Le contre-espionnage mis à contribution, selon Le Monde
Des fuites dans la presse avaient eu lieu en juillet et en août à la suite des gardes à vue de Patrice de Maistre, le gestionnaire de fortune de Liliane Bettencourt, et de François-Marie Banier.
"Afin d'identifier la source d'informations parues dans Le Monde sur l'affaire Woerth-Bettencourt et de tenter de mettre un terme aux révélations sur cette enquête, l'Elysée a eu recours, courant juillet, à des procédés qui enfreignent directement la loi sur la protection du secret des sources des journalistes", écrit Sylvie Kauffmann
"Les services de la DCRI, c'est-à-dire du contre-espionnage français, ont été mis à contribution hors procédure judiciaire, une quinzaine de jours avant qu'une enquête préliminaire ne soit ordonnée par le parquet de Paris, le 4 août. Ils ont d'abord cherché à cerner le profil de la source potentielle", dit-elle encore. Ces méthodes enfreignent clairement la loi sur la protection des sources, selon Le Monde.

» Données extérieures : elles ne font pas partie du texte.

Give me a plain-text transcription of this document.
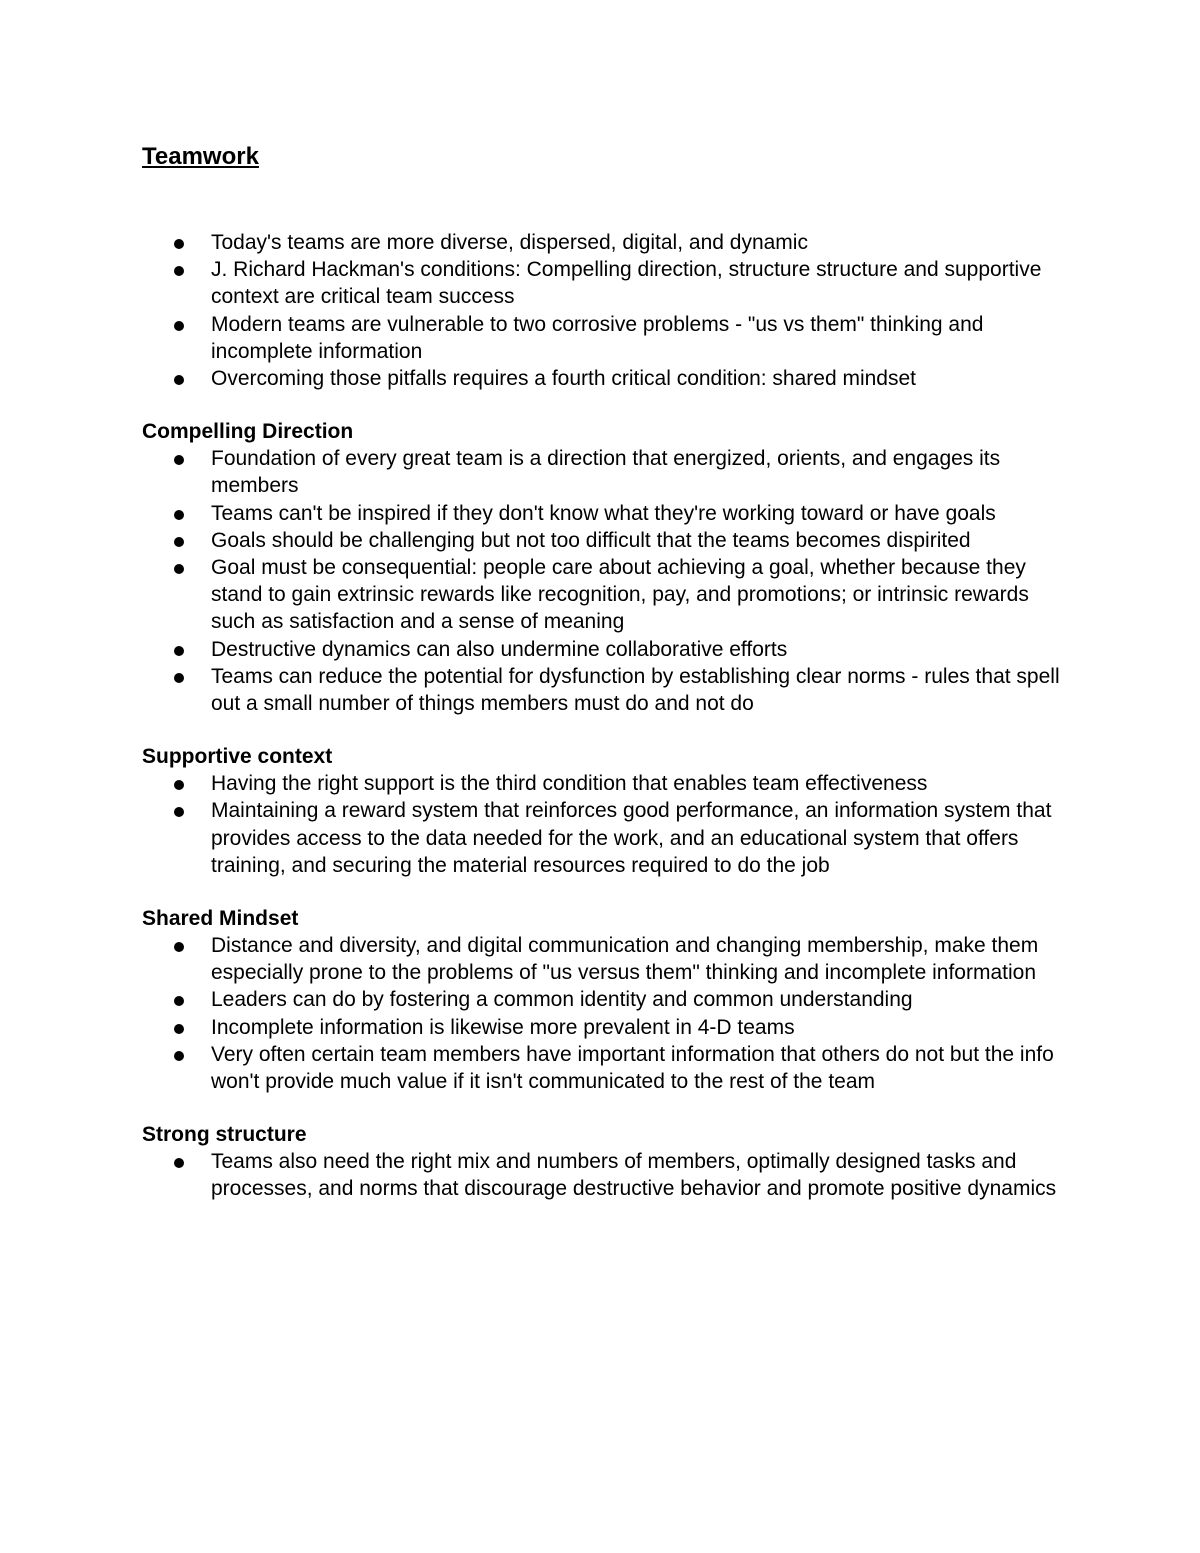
Teamwork
Today's teams are more diverse, dispersed, digital, and dynamic
J. Richard Hackman's conditions: Compelling direction, structure structure and supportive context are critical team success
Modern teams are vulnerable to two corrosive problems - "us vs them" thinking and incomplete information
Overcoming those pitfalls requires a fourth critical condition: shared mindset
Compelling Direction
Foundation of every great team is a direction that energized, orients, and engages its members
Teams can't be inspired if they don't know what they're working toward or have goals
Goals should be challenging but not too difficult that the teams becomes dispirited
Goal must be consequential: people care about achieving a goal, whether because they stand to gain extrinsic rewards like recognition, pay, and promotions; or intrinsic rewards such as satisfaction and a sense of meaning
Destructive dynamics can also undermine collaborative efforts
Teams can reduce the potential for dysfunction by establishing clear norms - rules that spell out a small number of things members must do and not do
Supportive context
Having the right support is the third condition that enables team effectiveness
Maintaining a reward system that reinforces good performance, an information system that provides access to the data needed for the work, and an educational system that offers training, and securing the material resources required to do the job
Shared Mindset
Distance and diversity, and digital communication and changing membership, make them especially prone to the problems of "us versus them" thinking and incomplete information
Leaders can do by fostering a common identity and common understanding
Incomplete information is likewise more prevalent in 4-D teams
Very often certain team members have important information that others do not but the info won't provide much value if it isn't communicated to the rest of the team
Strong structure
Teams also need the right mix and numbers of members, optimally designed tasks and processes, and norms that discourage destructive behavior and promote positive dynamics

Le directeur du Monde, Eric Fottorino, a déclaré lundi : "Nous avons des certitudes et des éléments de preuves" de cette enquête "tout à fait illégale, tout à fait anormale. Ce n'est pas une enquête judiciaire, ni administrative".
"Pour publier un titre aussi fort, il fallait qu'on ait des éléments tangibles, recoupés, c'est ce que nous avons fait tous ces derniers jours, toutes ces dernières semaines", a-t-il dit sur les ondes d'Europe 1. "Affaires Woerth: l'Elysée a violé la loi sur le secret des sources des journalistes", titrait Le Monde lundi.
Réactions politiques
Pour la députée socialiste, Aurélie Filipetti, il s'agit ni plus ni moins d'un "Woerthgate". Lors du débat sur la loi du 5 janvier 2010 sur la protection des sources des journalistes, "j'avais dénoncé un leurre et un dangereux risque de dérive. Force est de constater qu'en voici la preuve, avec un nouveau scandale digne du Watergate, que l'on pourrait surnommer le woerthgate", lance-t-elle.

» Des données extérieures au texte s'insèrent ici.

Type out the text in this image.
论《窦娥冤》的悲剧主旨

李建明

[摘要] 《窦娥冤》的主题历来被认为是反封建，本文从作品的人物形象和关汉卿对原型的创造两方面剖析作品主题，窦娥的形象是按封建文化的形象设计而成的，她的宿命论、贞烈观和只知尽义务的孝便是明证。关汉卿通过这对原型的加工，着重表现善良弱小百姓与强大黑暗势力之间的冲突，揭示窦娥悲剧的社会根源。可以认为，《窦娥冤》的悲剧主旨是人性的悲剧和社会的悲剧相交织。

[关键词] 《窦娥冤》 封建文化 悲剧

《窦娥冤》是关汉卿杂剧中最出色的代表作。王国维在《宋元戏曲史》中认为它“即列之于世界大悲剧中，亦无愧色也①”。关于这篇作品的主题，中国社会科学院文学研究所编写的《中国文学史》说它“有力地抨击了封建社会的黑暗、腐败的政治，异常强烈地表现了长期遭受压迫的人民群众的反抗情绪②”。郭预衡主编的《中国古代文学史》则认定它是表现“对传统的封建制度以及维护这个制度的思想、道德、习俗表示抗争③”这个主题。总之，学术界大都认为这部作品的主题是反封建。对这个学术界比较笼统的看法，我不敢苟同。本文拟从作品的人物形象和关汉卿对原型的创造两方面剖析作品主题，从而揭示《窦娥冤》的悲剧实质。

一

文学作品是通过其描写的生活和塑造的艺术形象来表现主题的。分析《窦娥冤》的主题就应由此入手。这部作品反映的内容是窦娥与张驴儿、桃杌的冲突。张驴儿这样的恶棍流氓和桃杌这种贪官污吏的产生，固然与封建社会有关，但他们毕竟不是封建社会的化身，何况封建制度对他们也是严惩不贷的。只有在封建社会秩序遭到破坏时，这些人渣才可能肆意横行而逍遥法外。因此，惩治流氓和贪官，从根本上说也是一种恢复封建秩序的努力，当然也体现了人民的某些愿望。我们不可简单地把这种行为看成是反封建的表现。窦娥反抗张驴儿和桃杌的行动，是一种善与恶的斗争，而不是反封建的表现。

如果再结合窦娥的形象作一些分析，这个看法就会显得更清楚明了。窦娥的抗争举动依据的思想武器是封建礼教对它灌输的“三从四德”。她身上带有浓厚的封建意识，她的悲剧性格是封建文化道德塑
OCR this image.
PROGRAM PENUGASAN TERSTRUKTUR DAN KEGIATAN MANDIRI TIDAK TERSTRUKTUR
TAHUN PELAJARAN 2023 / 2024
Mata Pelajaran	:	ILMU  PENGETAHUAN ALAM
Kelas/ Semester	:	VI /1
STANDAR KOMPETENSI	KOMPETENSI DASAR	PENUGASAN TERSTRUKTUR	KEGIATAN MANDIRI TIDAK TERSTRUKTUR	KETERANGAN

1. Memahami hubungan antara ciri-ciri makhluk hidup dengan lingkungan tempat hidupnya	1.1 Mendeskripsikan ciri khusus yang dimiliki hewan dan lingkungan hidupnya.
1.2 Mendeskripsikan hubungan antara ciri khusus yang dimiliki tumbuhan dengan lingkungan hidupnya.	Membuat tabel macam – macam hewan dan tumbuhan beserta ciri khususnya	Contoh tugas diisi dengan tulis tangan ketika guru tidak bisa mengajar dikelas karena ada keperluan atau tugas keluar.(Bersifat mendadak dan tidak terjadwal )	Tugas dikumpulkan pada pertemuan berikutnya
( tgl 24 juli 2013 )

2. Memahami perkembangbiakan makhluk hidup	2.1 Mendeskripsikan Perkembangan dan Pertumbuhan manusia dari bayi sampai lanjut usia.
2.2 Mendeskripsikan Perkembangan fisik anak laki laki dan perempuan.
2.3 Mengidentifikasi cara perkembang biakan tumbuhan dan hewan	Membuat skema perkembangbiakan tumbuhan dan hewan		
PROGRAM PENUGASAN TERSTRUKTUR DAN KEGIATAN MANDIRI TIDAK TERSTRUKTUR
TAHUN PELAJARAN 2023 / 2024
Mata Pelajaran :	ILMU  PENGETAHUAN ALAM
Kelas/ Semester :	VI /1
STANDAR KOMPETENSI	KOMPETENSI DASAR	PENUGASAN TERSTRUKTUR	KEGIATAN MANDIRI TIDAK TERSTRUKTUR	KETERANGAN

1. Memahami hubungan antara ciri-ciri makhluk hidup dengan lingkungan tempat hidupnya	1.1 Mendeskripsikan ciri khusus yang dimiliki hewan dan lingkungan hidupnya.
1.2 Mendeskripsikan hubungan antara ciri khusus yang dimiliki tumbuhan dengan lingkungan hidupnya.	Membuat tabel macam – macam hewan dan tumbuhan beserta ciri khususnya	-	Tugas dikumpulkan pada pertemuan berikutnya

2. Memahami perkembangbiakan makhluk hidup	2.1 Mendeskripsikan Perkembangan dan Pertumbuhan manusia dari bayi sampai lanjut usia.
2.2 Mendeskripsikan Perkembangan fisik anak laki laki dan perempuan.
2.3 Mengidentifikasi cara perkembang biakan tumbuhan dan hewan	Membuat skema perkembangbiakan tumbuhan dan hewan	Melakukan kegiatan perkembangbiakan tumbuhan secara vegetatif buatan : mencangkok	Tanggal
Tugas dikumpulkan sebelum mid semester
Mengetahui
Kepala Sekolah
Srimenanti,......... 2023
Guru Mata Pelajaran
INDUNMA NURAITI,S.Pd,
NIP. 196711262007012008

"Déjà la divulgation de PV tronqués d'auditions de témoins, en temps réel, à certains journaux amis avaient révélé combien l'Elysée était prêt à tout pour orchestrer la communication sur l'affaire. Désormais, on connaît la sanction et l'étendue des moyens employés lorsqu'on veut contrer la version officielle que veut faire accepter le pouvoir", dénonce-t-elle.

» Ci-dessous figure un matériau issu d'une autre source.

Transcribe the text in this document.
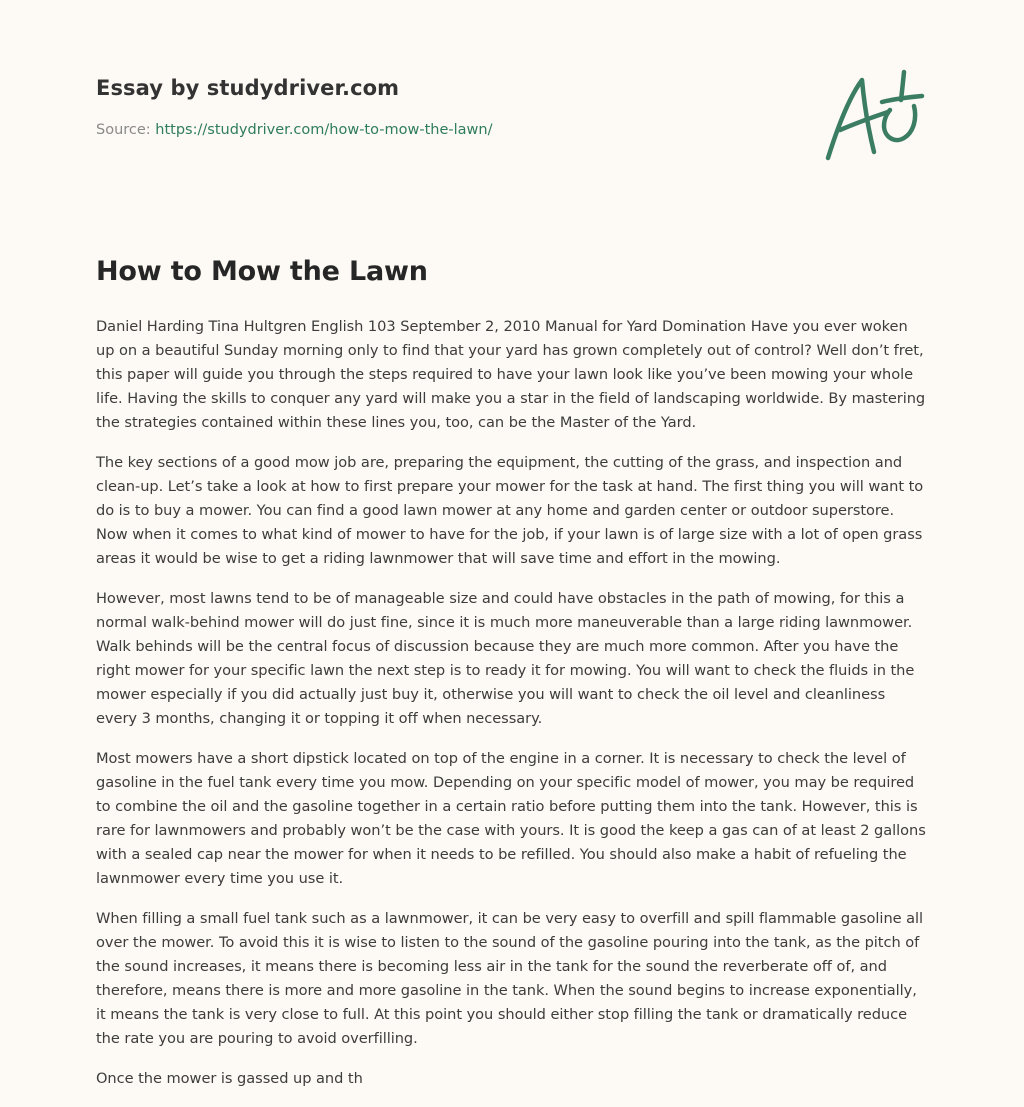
Essay by studydriver.com
Source: https://studydriver.com/how-to-mow-the-lawn/
How to Mow the Lawn

Daniel Harding Tina Hultgren English 103 September 2, 2010 Manual for Yard Domination Have you ever woken up on a beautiful Sunday morning only to find that your yard has grown completely out of control? Well don’t fret, this paper will guide you through the steps required to have your lawn look like you’ve been mowing your whole life. Having the skills to conquer any yard will make you a star in the field of landscaping worldwide. By mastering the strategies contained within these lines you, too, can be the Master of the Yard.

The key sections of a good mow job are, preparing the equipment, the cutting of the grass, and inspection and clean-up. Let’s take a look at how to first prepare your mower for the task at hand. The first thing you will want to do is to buy a mower. You can find a good lawn mower at any home and garden center or outdoor superstore. Now when it comes to what kind of mower to have for the job, if your lawn is of large size with a lot of open grass areas it would be wise to get a riding lawnmower that will save time and effort in the mowing.

However, most lawns tend to be of manageable size and could have obstacles in the path of mowing, for this a normal walk-behind mower will do just fine, since it is much more maneuverable than a large riding lawnmower. Walk behinds will be the central focus of discussion because they are much more common. After you have the right mower for your specific lawn the next step is to ready it for mowing. You will want to check the fluids in the mower especially if you did actually just buy it, otherwise you will want to check the oil level and cleanliness every 3 months, changing it or topping it off when necessary.

Most mowers have a short dipstick located on top of the engine in a corner. It is necessary to check the level of gasoline in the fuel tank every time you mow. Depending on your specific model of mower, you may be required to combine the oil and the gasoline together in a certain ratio before putting them into the tank. However, this is rare for lawnmowers and probably won’t be the case with yours. It is good the keep a gas can of at least 2 gallons with a sealed cap near the mower for when it needs to be refilled. You should also make a habit of refueling the lawnmower every time you use it.

When filling a small fuel tank such as a lawnmower, it can be very easy to overfill and spill flammable gasoline all over the mower. To avoid this it is wise to listen to the sound of the gasoline pouring into the tank, as the pitch of the sound increases, it means there is becoming less air in the tank for the sound the reverberate off of, and therefore, means there is more and more gasoline in the tank. When the sound begins to increase exponentially, it means the tank is very close to full. At this point you should either stop filling the tank or dramatically reduce the rate you are pouring to avoid overfilling.

Once the mower is gassed up and th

Noël Mamère (Verts) a estimé lundi qu'on était "à la veille d'une nouvelle affaire d'Etat". "Si Le Monde va aussi loin c'est qu'il a des éléments pour y aller, ce n'est pas un journal révolutionnaire ni anti-sarkozyste", a déclaré le député-maire de Bègles (Gironde), interrogé par l'AFP.
Le député PS Patrick Bloche a jugé que la violation du secret des sources des journalistes était une "atteinte grave dans un Etat de droit". "Si elles étaient confirmées, les écoutes en question tomberaient sous le coup de la loi et constitueraient un dangereux détournement des moyens de l'Etat au service d'un clan", a affirmé le secrétaire national du PS chargé des médias.
"La police ne peut être utilisée contre la liberté d'informer", a estimé lundi Reporters sans Frontières. "Nous sommes inquiets. Si l'Elysée a réellement donné des consignes visant à violer la loi sur le secret des sources journalistiques dans l'affaire Woerth-Bettencourt, il s'agirait d'une atteinte à la liberté de la presse aussi grave que la mise sur écoute téléphonique de journalistes", écrit l'association.
"On n'a pas l'habitude de commenter une action de justice en cours", a déclaré pour sa part le porte-parole de l'UMP Frédéric Lefebvre.